14. Based on the forgoing, this Court finds that there is no genuine issue of material fact and the Plaintiff is therefore entitled to a judgment in its favor as a matter of law. Plaintiff’s Motion for Summary Judgment as to Reasonableness is GRANTED and Defendant’s Cross Motion for Final Summary Judgment is DENIED.

15. In the alternative, this Court sua sponte invokes Fla. Sm. Cl. R. 7.135 and finds that there is no triable issue and hereby summarily enters judgment in favor of the Plaintiff.

__________________

1Defendant issued a policy of insurance effective May 25, 2008 to October 28, 2008.

2May 25, 2008.

3June 02, 2008.

4See Albelo v. Southern Bell, 682 So. 2d 1126 (Fla. 4th DCA 1996) [21 Fla. L. Weekly D2165a].

5Fla. R. Civ. P. 1.510(c); See Volusia County v. Aberdeen at Ormond Beach, L.P.760 So. 2d 126, 130 (Fla. 2000) [25 Fla.

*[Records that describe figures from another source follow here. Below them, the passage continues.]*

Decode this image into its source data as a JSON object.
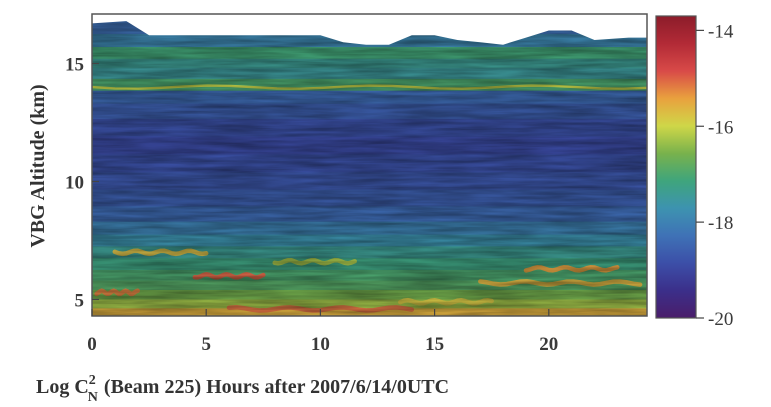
{
  "chart_data": {
    "type": "heatmap",
    "ylabel": "VBG Altitude (km)",
    "x_ticks": [
      "0",
      "5",
      "10",
      "15",
      "20"
    ],
    "x_tick_values": [
      0,
      5,
      10,
      15,
      20
    ],
    "y_ticks": [
      "5",
      "10",
      "15"
    ],
    "y_tick_values": [
      5,
      10,
      15
    ],
    "xlim": [
      0,
      24.3
    ],
    "ylim": [
      4.3,
      17.1
    ],
    "colorbar": {
      "ticks": [
        "-14",
        "-16",
        "-18",
        "-20"
      ],
      "tick_values": [
        -14,
        -16,
        -18,
        -20
      ],
      "range": [
        -20,
        -13.7
      ],
      "colors": [
        "#4a1d6a",
        "#3b2f8a",
        "#3c4fa8",
        "#3f72b6",
        "#3d93b0",
        "#3fa57c",
        "#79b24c",
        "#cfd748",
        "#e9a13e",
        "#d84a48",
        "#b22a36",
        "#8c1c2a"
      ]
    },
    "caption": {
      "log_c": "Log C",
      "superscript": "2",
      "subscript": "N",
      "rest": "(Beam 225)   Hours after 2007/6/14/0UTC"
    },
    "data_top_altitude_km": [
      [
        0,
        16.7
      ],
      [
        1.5,
        16.8
      ],
      [
        2.5,
        16.2
      ],
      [
        10,
        16.2
      ],
      [
        11,
        15.9
      ],
      [
        12,
        15.8
      ],
      [
        13,
        15.8
      ],
      [
        14,
        16.2
      ],
      [
        15,
        16.2
      ],
      [
        16,
        16.0
      ],
      [
        17,
        15.9
      ],
      [
        18,
        15.8
      ],
      [
        19,
        16.1
      ],
      [
        20,
        16.4
      ],
      [
        21,
        16.4
      ],
      [
        22,
        16.0
      ],
      [
        23.5,
        16.1
      ],
      [
        24.3,
        16.1
      ]
    ],
    "bands": [
      {
        "alt_km": 16.5,
        "log_cn2": -18.3
      },
      {
        "alt_km": 16.0,
        "log_cn2": -17.9
      },
      {
        "alt_km": 15.4,
        "log_cn2": -17.1
      },
      {
        "alt_km": 15.0,
        "log_cn2": -17.4
      },
      {
        "alt_km": 14.6,
        "log_cn2": -17.5
      },
      {
        "alt_km": 14.1,
        "log_cn2": -17.0
      },
      {
        "alt_km": 13.6,
        "log_cn2": -18.4
      },
      {
        "alt_km": 13.0,
        "log_cn2": -18.6
      },
      {
        "alt_km": 12.3,
        "log_cn2": -18.8
      },
      {
        "alt_km": 11.5,
        "log_cn2": -18.9
      },
      {
        "alt_km": 10.8,
        "log_cn2": -18.8
      },
      {
        "alt_km": 10.0,
        "log_cn2": -18.7
      },
      {
        "alt_km": 9.3,
        "log_cn2": -18.6
      },
      {
        "alt_km": 8.6,
        "log_cn2": -18.4
      },
      {
        "alt_km": 8.0,
        "log_cn2": -18.0
      },
      {
        "alt_km": 7.5,
        "log_cn2": -17.7
      },
      {
        "alt_km": 7.0,
        "log_cn2": -17.4
      },
      {
        "alt_km": 6.5,
        "log_cn2": -17.2
      },
      {
        "alt_km": 6.0,
        "log_cn2": -17.0
      },
      {
        "alt_km": 5.6,
        "log_cn2": -16.9
      },
      {
        "alt_km": 5.2,
        "log_cn2": -16.6
      },
      {
        "alt_km": 4.8,
        "log_cn2": -16.3
      },
      {
        "alt_km": 4.45,
        "log_cn2": -15.6
      }
    ],
    "features": [
      {
        "x0": 0.0,
        "x1": 24.3,
        "alt_km": 14.0,
        "log_cn2": -16.0
      },
      {
        "x0": 4.5,
        "x1": 7.5,
        "alt_km": 6.0,
        "log_cn2": -15.0
      },
      {
        "x0": 0.2,
        "x1": 2.0,
        "alt_km": 5.3,
        "log_cn2": -15.2
      },
      {
        "x0": 13.5,
        "x1": 17.5,
        "alt_km": 4.9,
        "log_cn2": -15.8
      },
      {
        "x0": 6.0,
        "x1": 14.0,
        "alt_km": 4.6,
        "log_cn2": -15.1
      },
      {
        "x0": 17.0,
        "x1": 24.0,
        "alt_km": 5.7,
        "log_cn2": -15.6
      },
      {
        "x0": 1.0,
        "x1": 5.0,
        "alt_km": 7.0,
        "log_cn2": -15.7
      },
      {
        "x0": 8.0,
        "x1": 11.5,
        "alt_km": 6.6,
        "log_cn2": -16.2
      },
      {
        "x0": 19.0,
        "x1": 23.0,
        "alt_km": 6.3,
        "log_cn2": -15.4
      }
    ]
  }
}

L. Weekly S390a].

6See Holl v. Talcott, 191 So. 2d 40, 43 (Fla. 1996).

7Moore v. Morris, 475 So. 2d 666 (Fla. 1985).

8McDonald v. Florida Dep’t of Transp.655 So. 2d 1164 (Fla. 4th DCA 1995) [20 Fla. L. Weekly D1141a].

9See Holl, 191 So. 2d at 43-44.

10See Stephens v. Dichtenmueller, 216 So. 2d 448 (Fla. 1968) (holding that a party should have been afforded at least one opportunity to amend or supplement the affidavit); United Auto. Ins. Co. v. Peter F. Merkle, M.D., P.A. a/ a/ o Terry Laray32 So. 3d 159 (Fla. 4th DCA 2012) [35 Fla. L. Weekly D620a].

11See North Broward Hospital District d/ b/ a Broward General Medical Ctr. v. Royster, 544 So. 2d 1131 (Fla. 4th DCA 1989) (finding that “a conclusory affidavit is insufficient to rebut specific allegations of medical negligence as contained in the plaintiff’s affidavit.”); Brooks v. Serrano, 209 So. 2d 279 (Fla. 4th DCA 1968) (finding that the affidavit was insufficient to make the conclusive showing required by Holl v. Talcott because “The affidavit provided only a conclusion of the defendant without any expert explanation as to the standard of care and its application to the facts of the present case.”).

12See Windsor Imaging a/ a/ o Roneil Moms v. State Farm Mut. Auto. Ins. Co., 19 Fla. L. Weekly Supp. 215b (Fla. Broward Cty. Ct. 2011) (stating that “the issue before this Court is not whether State Farm paid a reasonable amount, rather whether the amount charged for the service at issue was reasonable.”).

13See The Personal Injury Clinic (a/ a/ o Alexis Simo) v. United Auto. Ins. Co.18 Fla. L. Weekly Supp. 1174a (Fla. Miami-Dade Cty. Ct. 2011) (holding that “Medicare Fee Schedule pricing, including the Participating Physician’s Fee Schedule related to Medicare Part B, is not relevant to a determination of what is “reasonable” under the categories enumerated in Fla. Stat. 627.736(5)(a)(1).”).

14See Kingsway Amigo Ins. Co. v. Ocean Health Inc.No. 4D10-4887 (Fla. 4th DCA 2011) [36 Fla. L. Weekly D1062a]; Geico Indemnity Co. v. Virtual Imaging Services, Inc.No. 3D10-2595 (Fla. 3DCA 2011) [36 Fla. L. Weekly D2597a].